Bülent Okutan
12 Haziran 2008
Belediye kent merkezinde ki asfalt çalışmalarını sürdürüyor. Haliyle trafik felç.
Bazı yerel medya organlarımız muhalif olma adına çala kalem saldırıyorlar. ışin çok uzadığı , organizeden uzaklık, tutarsızlık, dengesizlik manşetlerin baş malzemesi. Ben de kendime bir malzeme aradım. Belediyeyi eleştireceğim ya! Aslında onlar yani medya tayfası kızılca kıyameti koparmasa ben sessiz kalacağım.
Çünkü yapılan asfalt,alta döşenen taş zemin, üstüne serilen neredeyse on santimlik zift karışımı mucır ile doyurucu bir çalışma gibi..
Döşenen mucır, ben de muzur olunca harekete geçtim artık dayanamayarak. Kentin en deneyimli müteahhitlerinden birini alıp asfaltın başına götürdüm. Bir süre Balıklıgöl’de ki balıkları izler gibi yola baktıktan sonra sorumu patlattım;
-Bu nasıl bir asfalt ağbi?
Deneyimli müteahhit başladı anlatmaya, kelimesine dokunmadan aktarıyorum ;
-Bu asfalt şehir içi yollar için uygun değil. Burada kullanılan mucır üç ya da dört numara. Yani en ucuzu. Bu malzeme genelde şehirlerarası karayollarında kullanılır. Taşlar biraz büyüktür ve gözenek oluşturur. Amaç buzlanmanın önlenmesi, aşırı hızdan tekerlek kaymalarının önüne geçilmesidir. Bu dökülen malzemenin Belediye silindirleri ile ezilip düzleştirilmesi güçtür. Bunun için karayollarının daha ağır tonajlı silindirleri gerekir. O nedenle bu yollar kısa bir süre sonra deforme olur. Belediye şehir içi asfaltı için en fazla iki ya da bir nolu mucır kullanmalıdır. Halkın kaymak gibi diye tabir ettiği yollar o yollardır’
Umarım deneyimli müteahhitimizin gözlemleri yanlıştır. Aksi takdirde belediyemiz kaldırım denemelerinden sonra bir kez daha karizmayı çizdirecek, hatta karizmayı asfalt yapacaktır. Temennim bunun olmaması yönündedir…

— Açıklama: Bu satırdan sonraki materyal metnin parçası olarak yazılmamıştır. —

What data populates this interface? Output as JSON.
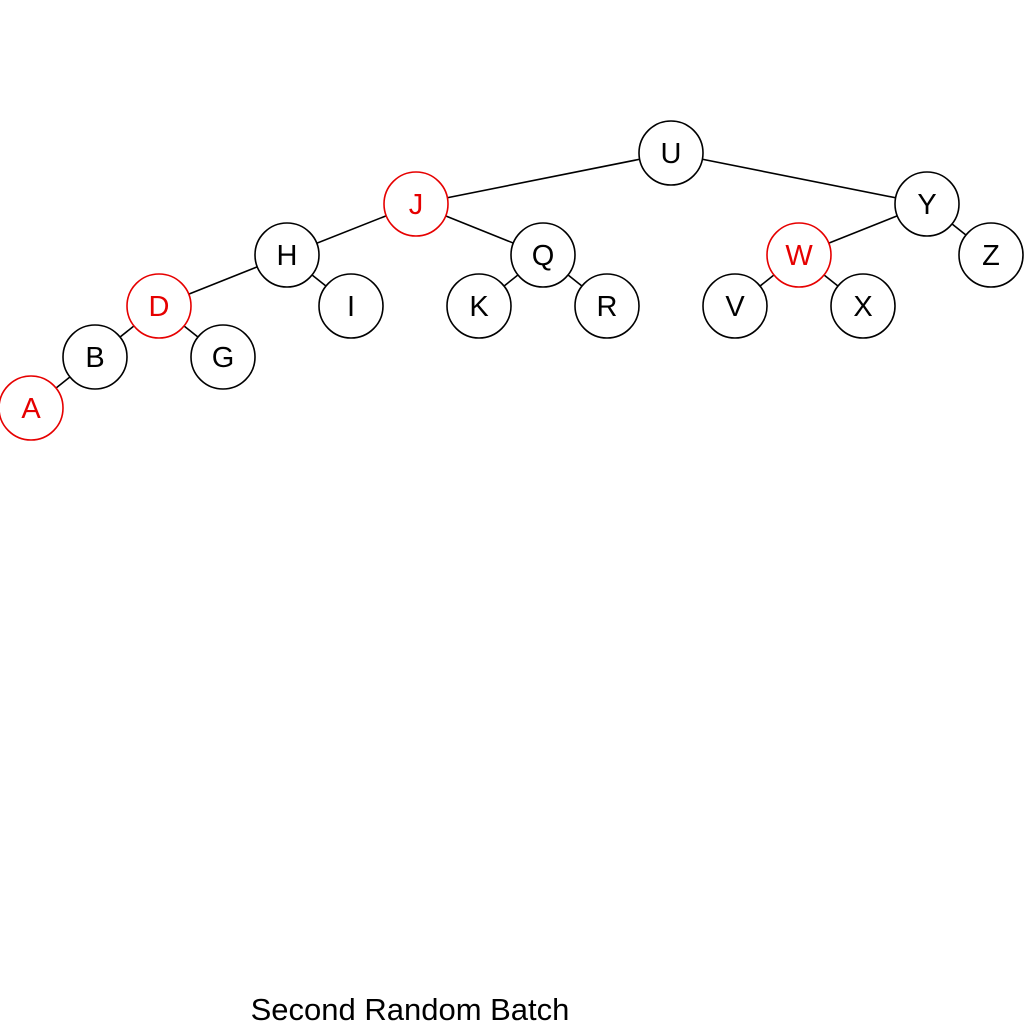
{
  "diagram": {
    "type": "red-black-tree",
    "caption": "Second Random Batch",
    "colors": {
      "black_node": "#000000",
      "red_node": "#e60000",
      "edge": "#000000",
      "fill": "#ffffff"
    },
    "nodes": [
      {
        "id": "U",
        "label": "U",
        "color": "black"
      },
      {
        "id": "J",
        "label": "J",
        "color": "red"
      },
      {
        "id": "Y",
        "label": "Y",
        "color": "black"
      },
      {
        "id": "H",
        "label": "H",
        "color": "black"
      },
      {
        "id": "Q",
        "label": "Q",
        "color": "black"
      },
      {
        "id": "W",
        "label": "W",
        "color": "red"
      },
      {
        "id": "Z",
        "label": "Z",
        "color": "black"
      },
      {
        "id": "D",
        "label": "D",
        "color": "red"
      },
      {
        "id": "I",
        "label": "I",
        "color": "black"
      },
      {
        "id": "K",
        "label": "K",
        "color": "black"
      },
      {
        "id": "R",
        "label": "R",
        "color": "black"
      },
      {
        "id": "V",
        "label": "V",
        "color": "black"
      },
      {
        "id": "X",
        "label": "X",
        "color": "black"
      },
      {
        "id": "B",
        "label": "B",
        "color": "black"
      },
      {
        "id": "G",
        "label": "G",
        "color": "black"
      },
      {
        "id": "A",
        "label": "A",
        "color": "red"
      }
    ],
    "edges": [
      {
        "from": "U",
        "to": "J"
      },
      {
        "from": "U",
        "to": "Y"
      },
      {
        "from": "J",
        "to": "H"
      },
      {
        "from": "J",
        "to": "Q"
      },
      {
        "from": "Y",
        "to": "W"
      },
      {
        "from": "Y",
        "to": "Z"
      },
      {
        "from": "H",
        "to": "D"
      },
      {
        "from": "H",
        "to": "I"
      },
      {
        "from": "Q",
        "to": "K"
      },
      {
        "from": "Q",
        "to": "R"
      },
      {
        "from": "W",
        "to": "V"
      },
      {
        "from": "W",
        "to": "X"
      },
      {
        "from": "D",
        "to": "B"
      },
      {
        "from": "D",
        "to": "G"
      },
      {
        "from": "B",
        "to": "A"
      }
    ]
  }
}
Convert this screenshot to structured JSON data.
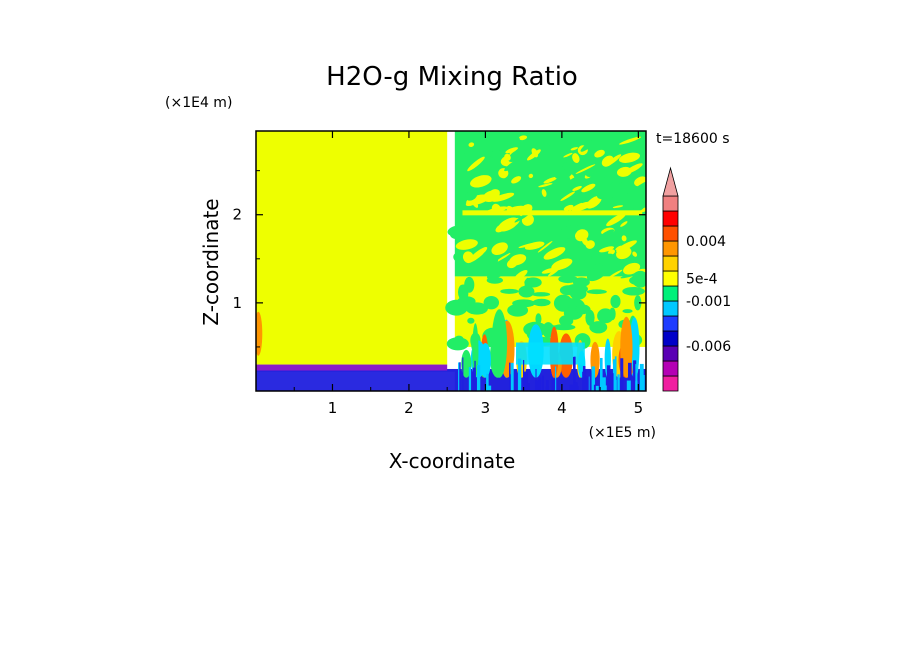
{
  "chart_data": {
    "type": "heatmap",
    "title": "H2O-g Mixing Ratio",
    "xlabel": "X-coordinate",
    "ylabel": "Z-coordinate",
    "x_unit": "(×1E5 m)",
    "y_unit": "(×1E4 m)",
    "time_label": "t=18600 s",
    "xlim": [
      0,
      5.1
    ],
    "ylim": [
      0,
      2.95
    ],
    "x_ticks": [
      {
        "value": 1,
        "label": "1"
      },
      {
        "value": 2,
        "label": "2"
      },
      {
        "value": 3,
        "label": "3"
      },
      {
        "value": 4,
        "label": "4"
      },
      {
        "value": 5,
        "label": "5"
      }
    ],
    "y_ticks": [
      {
        "value": 1,
        "label": "1"
      },
      {
        "value": 2,
        "label": "2"
      }
    ],
    "colorbar": {
      "colors": [
        "#f01ea0",
        "#b400b4",
        "#5a00b4",
        "#0000c8",
        "#1e3cff",
        "#00c8ff",
        "#00f07a",
        "#ffff00",
        "#ffd200",
        "#ff9600",
        "#ff5000",
        "#ff0000",
        "#f08080"
      ],
      "labels": [
        {
          "text": "-0.006",
          "boundary": 3
        },
        {
          "text": "-0.001",
          "boundary": 6
        },
        {
          "text": "5e-4",
          "boundary": 7.5
        },
        {
          "text": "0.004",
          "boundary": 10
        }
      ]
    },
    "regions": [
      {
        "name": "left-dry-yellow",
        "x": [
          0,
          2.5
        ],
        "z": [
          0.3,
          2.95
        ],
        "color": "#eeff00"
      },
      {
        "name": "right-upper-green",
        "x": [
          2.6,
          5.1
        ],
        "z": [
          1.3,
          2.95
        ],
        "color": "#22ee66"
      },
      {
        "name": "right-mid-yellow",
        "x": [
          2.6,
          5.1
        ],
        "z": [
          0.5,
          1.3
        ],
        "color": "#eeff00"
      },
      {
        "name": "boundary-layer-blue",
        "x": [
          0,
          5.1
        ],
        "z": [
          0,
          0.25
        ],
        "color": "#2222dd"
      }
    ]
  }
}
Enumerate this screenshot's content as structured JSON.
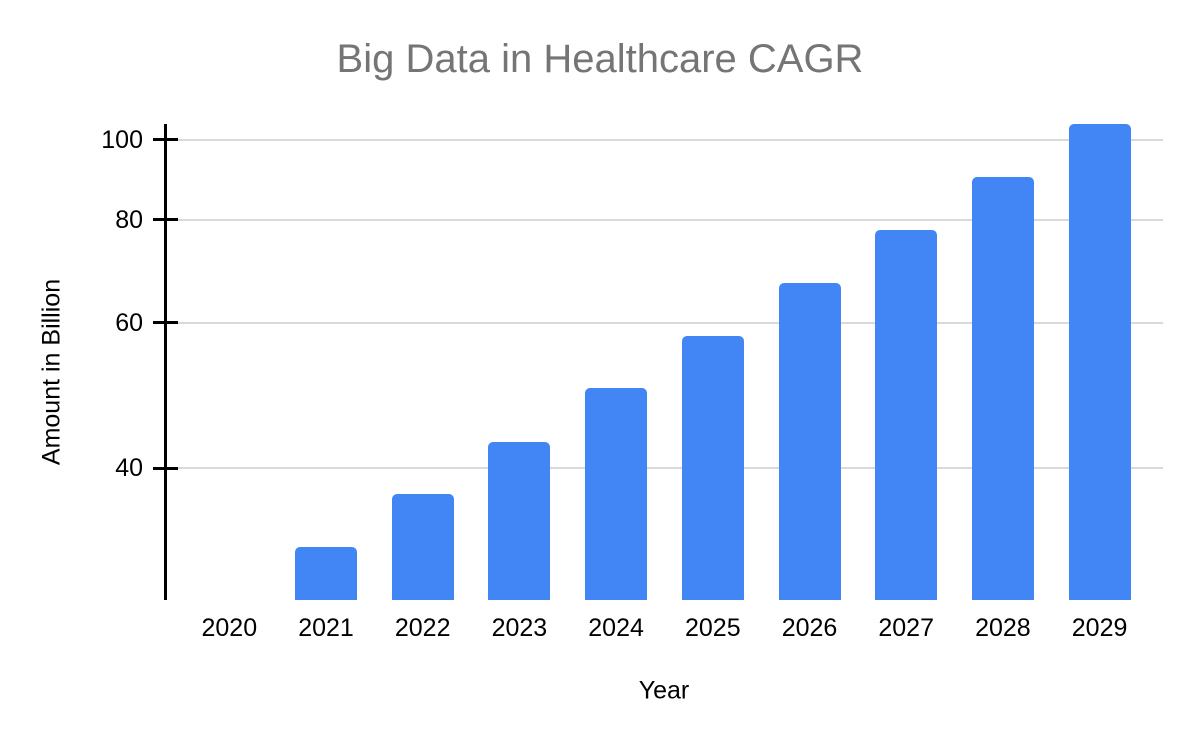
{
  "chart_data": {
    "type": "bar",
    "title": "Big Data in Healthcare CAGR",
    "xlabel": "Year",
    "ylabel": "Amount in Billion",
    "categories": [
      "2020",
      "2021",
      "2022",
      "2023",
      "2024",
      "2025",
      "2026",
      "2027",
      "2028",
      "2029"
    ],
    "values": [
      27.7,
      32.1,
      37.2,
      43.1,
      50,
      57.9,
      67.1,
      77.8,
      90.2,
      104.5
    ],
    "series_name": "Amount in Billion",
    "y_scale": "log",
    "ylim": [
      27.7,
      104.5
    ],
    "y_ticks": [
      40,
      60,
      80,
      100
    ],
    "grid": "horizontal",
    "legend": "none",
    "colors": {
      "bar": "#4285f4",
      "gridline": "#d9d9d9",
      "axis": "#000000",
      "title": "#757575",
      "label": "#000000",
      "background": "#ffffff"
    }
  }
}
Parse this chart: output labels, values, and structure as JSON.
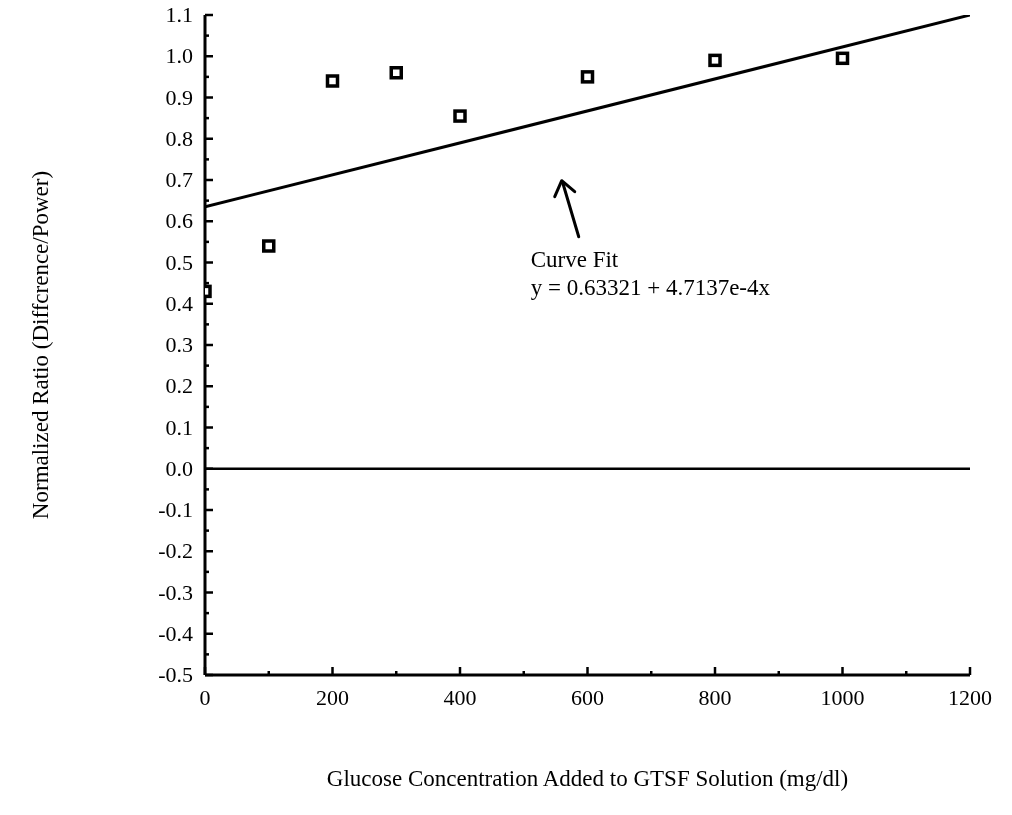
{
  "chart_data": {
    "type": "scatter",
    "xlabel": "Glucose Concentration Added to GTSF Solution (mg/dl)",
    "ylabel": "Normalized Ratio (Diffcrence/Power)",
    "xlim": [
      0,
      1200
    ],
    "xticks": [
      0,
      {
        "value": 100,
        "label": null
      },
      200,
      {
        "value": 300,
        "label": null
      },
      400,
      {
        "value": 500,
        "label": null
      },
      600,
      {
        "value": 700,
        "label": null
      },
      800,
      {
        "value": 900,
        "label": null
      },
      1000,
      {
        "value": 1100,
        "label": null
      },
      1200
    ],
    "ylim": [
      -0.5,
      1.1
    ],
    "yticks": [
      -0.5,
      {
        "value": -0.45,
        "label": null
      },
      -0.4,
      {
        "value": -0.35,
        "label": null
      },
      -0.3,
      {
        "value": -0.25,
        "label": null
      },
      -0.2,
      {
        "value": -0.15,
        "label": null
      },
      -0.1,
      {
        "value": -0.05,
        "label": null
      },
      {
        "value": 0,
        "label": "0.0"
      },
      {
        "value": 0.05,
        "label": null
      },
      0.1,
      {
        "value": 0.15,
        "label": null
      },
      0.2,
      {
        "value": 0.25,
        "label": null
      },
      0.3,
      {
        "value": 0.35,
        "label": null
      },
      0.4,
      {
        "value": 0.45,
        "label": null
      },
      0.5,
      {
        "value": 0.55,
        "label": null
      },
      0.6,
      {
        "value": 0.65,
        "label": null
      },
      0.7,
      {
        "value": 0.75,
        "label": null
      },
      0.8,
      {
        "value": 0.85,
        "label": null
      },
      0.9,
      {
        "value": 0.95,
        "label": null
      },
      {
        "value": 1,
        "label": "1.0"
      },
      {
        "value": 1.05,
        "label": null
      },
      1.1
    ],
    "marker": "square",
    "grid": false,
    "series": [
      {
        "color": "#000000",
        "x": [
          0,
          100,
          200,
          300,
          400,
          600,
          800,
          1000
        ],
        "values": [
          0.43,
          0.54,
          0.94,
          0.96,
          0.855,
          0.95,
          0.99,
          0.995
        ]
      },
      {
        "type": "line",
        "color": "#000000",
        "marker": "none",
        "x": [
          0,
          1200
        ],
        "values": [
          0.635,
          1.1
        ]
      }
    ],
    "ref_lines": [
      {
        "axis": "y",
        "value": 0,
        "color": "#000000"
      }
    ],
    "annotations": [
      "Curve Fit",
      "y = 0.63321 + 4.7137e-4x"
    ]
  }
}
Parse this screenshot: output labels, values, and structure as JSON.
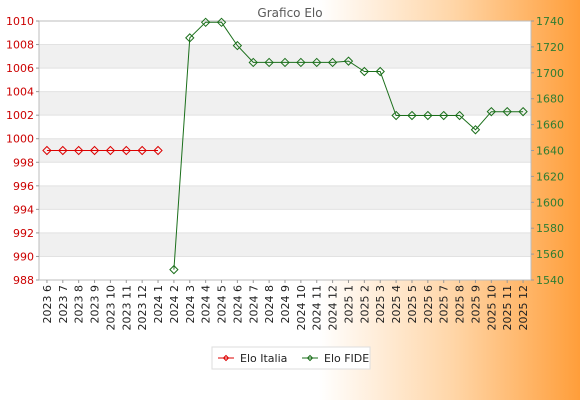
{
  "chart_data": {
    "type": "line",
    "title": "Grafico Elo",
    "categories": [
      "2023 6",
      "2023 7",
      "2023 8",
      "2023 9",
      "2023 10",
      "2023 11",
      "2023 12",
      "2024 1",
      "2024 2",
      "2024 3",
      "2024 4",
      "2024 5",
      "2024 6",
      "2024 7",
      "2024 8",
      "2024 9",
      "2024 10",
      "2024 11",
      "2024 12",
      "2025 1",
      "2025 2",
      "2025 3",
      "2025 4",
      "2025 5",
      "2025 6",
      "2025 7",
      "2025 8",
      "2025 9",
      "2025 10",
      "2025 11",
      "2025 12"
    ],
    "left_axis": {
      "min": 988,
      "max": 1010,
      "ticks": [
        "1010",
        "1008",
        "1006",
        "1004",
        "1002",
        "1000",
        "998",
        "996",
        "994",
        "992",
        "990",
        "988"
      ],
      "color": "#cc0000"
    },
    "right_axis": {
      "min": 1540,
      "max": 1740,
      "ticks": [
        "1740",
        "1720",
        "1700",
        "1680",
        "1660",
        "1640",
        "1620",
        "1600",
        "1580",
        "1560",
        "1540"
      ],
      "color": "#2e7d32"
    },
    "series": [
      {
        "name": "Elo Italia",
        "axis": "left",
        "color": "#dd0000",
        "values": [
          999,
          999,
          999,
          999,
          999,
          999,
          999,
          999,
          null,
          null,
          null,
          null,
          null,
          null,
          null,
          null,
          null,
          null,
          null,
          null,
          null,
          null,
          null,
          null,
          null,
          null,
          null,
          null,
          null,
          null,
          null
        ]
      },
      {
        "name": "Elo FIDE",
        "axis": "right",
        "color": "#1b6f1b",
        "values": [
          null,
          null,
          null,
          null,
          null,
          null,
          null,
          null,
          1548,
          1727,
          1739,
          1739,
          1721,
          1708,
          1708,
          1708,
          1708,
          1708,
          1708,
          1709,
          1701,
          1701,
          1667,
          1667,
          1667,
          1667,
          1667,
          1656,
          1670,
          1670,
          1670
        ]
      }
    ],
    "legend": [
      {
        "name": "Elo Italia",
        "color": "#dd0000"
      },
      {
        "name": "Elo FIDE",
        "color": "#1b6f1b"
      }
    ],
    "legend_position": "bottom-center",
    "grid": true
  }
}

Belediyeden işi bilen ya da bilmeyen bir yetkili arayıp da, bu müteahhitimizin adını, telefonunu bana sorarsa seve seve veririm. En azından onlar kapışırken ben aradan sıyırırım diye düşünüyorum. Çünkü ben asfalttan anlamam. Belediyecilerimiz de anlamıyorsa o zaman durum fecaat demektir!…
DıPNOT; Konu yollarımız olunca Bedir Aslan adlı okuyucumdan gelen e-maili bu yazının sonuna ekleyip noktayı koyayım. şöyle demiş Sayın Aslan ;
‘Merhaba Sayın Okutan!
Ben Urfalıların bu güne kadar yakındığı bir konuda yorum yapmak istiyorum. SSK kavşağı… Hergün işe gidip geldiğim bir yer. Samimi olarak söylüyorum inşaata baktıkça kahroluyorum. ıhaleyi Mesar firması almış. Ama 1 aydır hala bir çivi bile çakmamış.Anlamadım kaderimiz mi böyle? Daha neyi bekliyoruz, 2004 ten beri çok bekledik .Yazık olmuyor mu bu memlekete? Bir de yol kenarına attıkları tonlarca molozlar…O görüntüler çok berbat. Memleketin imajı bozulmuyor mu? Belediye,karayolları denetim yapmıyor mu? Hergün binlerce yabancının şehre girip çıktığı yerde böyle görüntüler neyin nesi?
Sizden ricam bu konuyu dile getirirseniz BELKı YETKıLıLER HAREKETE GEÇER DE MEMLEKET KAZANIR. Saygılar’
Tayfun Talipoğlu olmasak ta iki yol hikâyesi yazdık işte. Artık kime nasıl uyarsa?